Les élus de la commission permanente de la Région  présidée par Huguette Bello (notre photo) sont appelés à se prononcer sur cette proposition faite par la majorité régionale ce vendredi 1er décembre. Face à la situation de crise que traverse depuis ces derniers mois Le Quotidien de La Réunion, la Région a décidé de faire un geste financier en direction de ce journal qui se trouve en situation de liquidation-cession. Une décision prise par le Tribunal mixte de commerce de Saint-Denis le 4 octobre 2023. La SAS Le Quotidien avait été placée en redressement judiciaire en 2022. Si d’ici au 13 décembre, Le Quotidien ne trouve pas de repreneur, il sera condamné à mettre la clé sous la porte. Rappelons que la seule offre qui avait été faite depuis par un groupe national a été invalidée par le Tribunal du Commerce. La Région espère pouvoir apporter un peu d’oxygène à la SAS Le Quotidien via l’octroi de cette subvention de 600 000 €. La rapport sera soumis aux élus de la commission permanente. « Afin de bénéficier d’un délai supplémentaire pour présenter un plan de reprise pérenne qui permettra de sauvegarder les emplois et de préserver la pluralité de la presse sur le territoire, l’entreprise a formulé auprès de la collectivité régionale une demande d’aide à sa restructuration financière », explique-t-on du côté de la Région qui veut éviter « la mise au chômage immédiate de 50 salariés (50 emplois directs) et des sous-traitants (110 emplois) si rien n’est fait ». La Région précise « qu’au-delà de l’aspect purement industriel de la situation du Quotidien, se pose un autre sujet, plus pernicieux : c’est la pluralité des opinions qui est en jeu. En effet, dans une économie insulaire, il est primordial de veiller à la diversité des opinions d’une part et, d’autre part, de permettre aux opérateurs locaux du secteur de relayer les multiples points de vue. L’urgence de la situation implique une intervention en trésorerie en vue de rétablir les ratios de solvabilité. Cette aide à la restructuration à court terme doit être considérée sous le prisme d’un plan plus global avec notamment une gouvernance différente et des orientations d’activités plus efficientes ». D’où la demande, par la SAS Le Quotidien, auprès de la Région, de cette aide exceptionnelle de 600 000 euros dans le cadre de sa restructuration financière, en attendant de retrouver un repreneur d’ici au 13 décembre prochain.

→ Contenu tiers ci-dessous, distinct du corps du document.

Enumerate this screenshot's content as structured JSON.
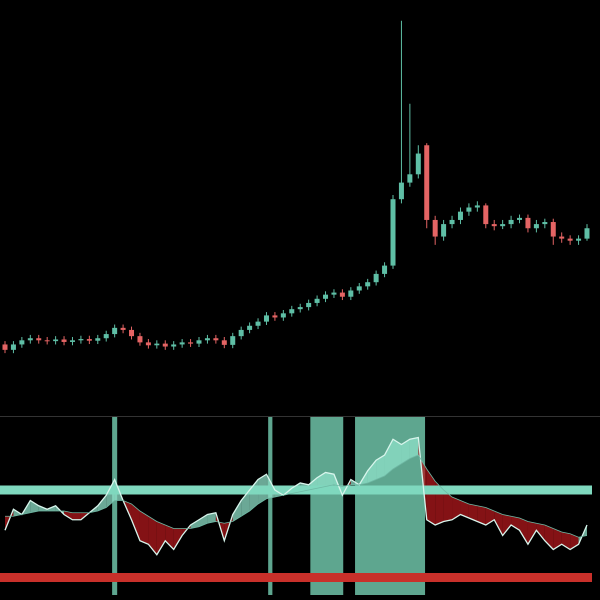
{
  "chart_data": [
    {
      "type": "candlestick",
      "up_color": "#5fbfa6",
      "down_color": "#e46464",
      "ylim": [
        0,
        100
      ],
      "open": [
        17,
        15.7,
        17,
        18,
        18.5,
        18,
        17.8,
        18.2,
        17.6,
        18,
        18.3,
        17.9,
        18.5,
        19.5,
        21,
        20.5,
        19,
        17.5,
        16.8,
        17.2,
        16.5,
        17,
        17.5,
        17.2,
        18,
        18.5,
        18,
        16.9,
        19,
        20.5,
        21.5,
        22.5,
        24,
        23.5,
        24.5,
        25.5,
        26,
        27,
        28,
        29,
        29.5,
        28.5,
        30,
        31,
        32,
        34,
        36,
        52,
        56,
        58,
        65,
        47,
        43,
        46,
        47,
        49,
        50,
        50.5,
        46,
        45.5,
        46,
        47,
        47.5,
        45,
        46,
        46.5,
        43,
        42.5,
        42,
        42.5
      ],
      "high": [
        17.8,
        17.8,
        18.8,
        19.3,
        19.3,
        18.8,
        19,
        19,
        18.8,
        19.1,
        19.1,
        19.3,
        20.3,
        21.8,
        21.8,
        21.3,
        19.8,
        18.3,
        18,
        18,
        17.8,
        18.3,
        18.3,
        18.8,
        19.3,
        19.3,
        18.8,
        19.8,
        21.3,
        22.3,
        23.3,
        24.8,
        24.8,
        25.3,
        26.3,
        26.8,
        27.8,
        28.8,
        29.8,
        30.3,
        30.3,
        30.8,
        31.8,
        32.8,
        34.8,
        36.8,
        53,
        95,
        75,
        65,
        65.5,
        48,
        47,
        48,
        50,
        51,
        51.5,
        51,
        47,
        47,
        48,
        48.3,
        48.3,
        47,
        47.3,
        47.3,
        44,
        43.3,
        43.3,
        46
      ],
      "low": [
        14.9,
        14.9,
        16.2,
        17.2,
        17.2,
        17,
        17,
        16.8,
        16.8,
        17.2,
        17.1,
        17.1,
        17.7,
        18.7,
        19.7,
        18.2,
        16.7,
        16,
        16,
        15.7,
        15.7,
        16.2,
        16.4,
        16.4,
        17.2,
        17.2,
        16.1,
        16.1,
        18.2,
        19.7,
        20.7,
        21.7,
        22.7,
        22.7,
        23.7,
        24.7,
        25.2,
        26.2,
        27.2,
        28.2,
        27.7,
        27.7,
        29.2,
        30.2,
        31.2,
        33.2,
        35.2,
        51,
        55,
        57,
        45,
        41,
        42,
        45,
        46,
        48,
        49,
        45,
        44.5,
        44.8,
        45,
        46.2,
        44,
        44,
        45,
        41,
        41.5,
        41,
        41,
        42
      ],
      "close": [
        15.7,
        17,
        18,
        18.5,
        18,
        17.8,
        18.2,
        17.6,
        18,
        18.3,
        17.9,
        18.5,
        19.5,
        21,
        20.5,
        19,
        17.5,
        16.8,
        17.2,
        16.5,
        17,
        17.5,
        17.2,
        18,
        18.5,
        18,
        16.9,
        19,
        20.5,
        21.5,
        22.5,
        24,
        23.5,
        24.5,
        25.5,
        26,
        27,
        28,
        29,
        29.5,
        28.5,
        30,
        31,
        32,
        34,
        36,
        52,
        56,
        58,
        63,
        47,
        43,
        46,
        47,
        49,
        50,
        50.5,
        46,
        45.5,
        46,
        47,
        47.5,
        45,
        46,
        46.5,
        43,
        42.5,
        42,
        42.5,
        45
      ]
    },
    {
      "type": "indicator",
      "ylim": [
        0,
        100
      ],
      "up_fill": "#8fe0c8",
      "down_fill": "#b0181c",
      "series": [
        {
          "color": "#d8f5ec",
          "values": [
            37,
            49,
            46,
            54,
            51,
            49,
            51,
            46,
            43,
            43,
            47,
            51,
            57,
            66,
            54,
            43,
            31,
            29,
            23,
            31,
            26,
            34,
            40,
            43,
            46,
            47,
            31,
            46,
            54,
            60,
            66,
            69,
            60,
            57,
            61,
            64,
            63,
            67,
            70,
            69,
            57,
            66,
            63,
            71,
            77,
            80,
            89,
            86,
            89,
            90,
            43,
            40,
            42,
            43,
            46,
            44,
            42,
            40,
            43,
            34,
            40,
            37,
            29,
            37,
            31,
            26,
            29,
            26,
            29,
            40
          ]
        },
        {
          "color": "#6fb8a4",
          "values": [
            45,
            45,
            46,
            47,
            48,
            48,
            48,
            48,
            47,
            47,
            47,
            48,
            50,
            54,
            54,
            52,
            48,
            45,
            42,
            40,
            38,
            38,
            38,
            39,
            41,
            42,
            41,
            42,
            45,
            48,
            52,
            55,
            56,
            57,
            58,
            59,
            60,
            61,
            62,
            63,
            62,
            63,
            63,
            64,
            66,
            68,
            72,
            75,
            78,
            80,
            72,
            65,
            60,
            56,
            54,
            52,
            51,
            50,
            48,
            46,
            45,
            44,
            42,
            41,
            40,
            38,
            36,
            35,
            33,
            34
          ]
        }
      ],
      "levels": [
        {
          "value": 60,
          "color": "#7fd8be"
        },
        {
          "value": 10,
          "color": "#c8302a"
        }
      ],
      "region_color": "#6ec3a8",
      "regions": [
        [
          12.7,
          13.3
        ],
        [
          31.2,
          31.7
        ],
        [
          36.2,
          40.1
        ],
        [
          41.5,
          49.8
        ]
      ]
    }
  ]
}
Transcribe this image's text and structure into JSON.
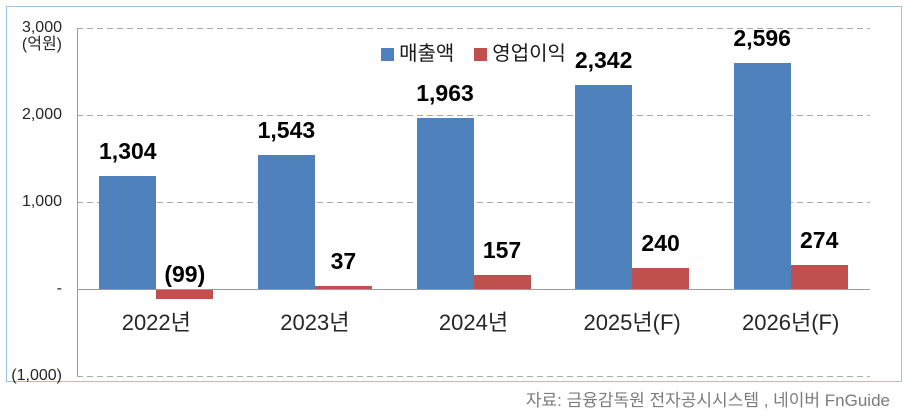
{
  "chart_data": {
    "type": "bar",
    "title": "",
    "unit": "(억원)",
    "categories": [
      "2022년",
      "2023년",
      "2024년",
      "2025년(F)",
      "2026년(F)"
    ],
    "series": [
      {
        "name": "매출액",
        "color": "#4F81BD",
        "values": [
          1304,
          1543,
          1963,
          2342,
          2596
        ],
        "labels": [
          "1,304",
          "1,543",
          "1,963",
          "2,342",
          "2,596"
        ]
      },
      {
        "name": "영업이익",
        "color": "#C0504D",
        "values": [
          -99,
          37,
          157,
          240,
          274
        ],
        "labels": [
          "(99)",
          "37",
          "157",
          "240",
          "274"
        ]
      }
    ],
    "ylim": [
      -1000,
      3000
    ],
    "yticks": [
      {
        "value": 3000,
        "label": "3,000"
      },
      {
        "value": 2000,
        "label": "2,000"
      },
      {
        "value": 1000,
        "label": "1,000"
      },
      {
        "value": 0,
        "label": "-"
      },
      {
        "value": -1000,
        "label": "(1,000)"
      }
    ],
    "grid": "horizontal-dashed",
    "legend_position": "top-center"
  },
  "source": {
    "text": "자료: 금융감독원 전자공시시스템 , 네이버 FnGuide"
  },
  "colors": {
    "frame_border": "#9DC3E6",
    "gridline": "#ABABAB",
    "axis": "#9B9B9B",
    "revenue_bar": "#4F81BD",
    "profit_bar": "#C0504D",
    "source_text": "#7B7B7B"
  }
}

« Une aide qui revêt un caractère purement local », souligne la Région

Une aide qui s’inscrit dans le champ d’intervention de la collectivité régionale en matière de développement économique  renforcé par la loi NOTRe; Elle traduit la volonté de la Région d’accompagner les entreprises locales dans le maintien et le développement de leurs activités, renforcée par le SRDEII, notamment dans son aspect d’ancrage territorial. La Région insiste aussi sur le contexte socio-économique actuel aggravé par les crises successives de ces derniers mois touchant les entreprises, plus spécifiquement la presse quotidienne produite localement. Elle prend également en considération « la situation financière préoccupante du leader de la presse écrite régionale et du risque de licenciement massif qui résulterait de sa liquidation », de « l’importance du maintien du pluralisme des opinions et de la presse écrite en particulier ». Cette aide revêt un caractère purement local. Cette aide de 600 000 € proposée par la Région et qui sera débattue par les élus devrait passer comme une lettre à la Poste car tous les élus, toutes tendances politiques confondues, appellent à la mobilisation pour sauver Le Quotidien en particulier et la presse écrite locale en général, laquelle est en péril. Rappelons que sous l’ancienne mandature, celle de Didier Robert, l’autre journal local, à savoir le JIR (Journal de l’Ile de la Réunion) avait bénéficié d’aides représentant quelques millions d’euros. Rappelons également que, hier soir (mercredi 29 novembre), dans le JT de Télé Réunion la 1ère, la ministre de la Culture, Rima Abdul Malak, actuellement en visite dans notre île, a assuré que « l’Etat aidera à accompagner la reprise du Quotidien ».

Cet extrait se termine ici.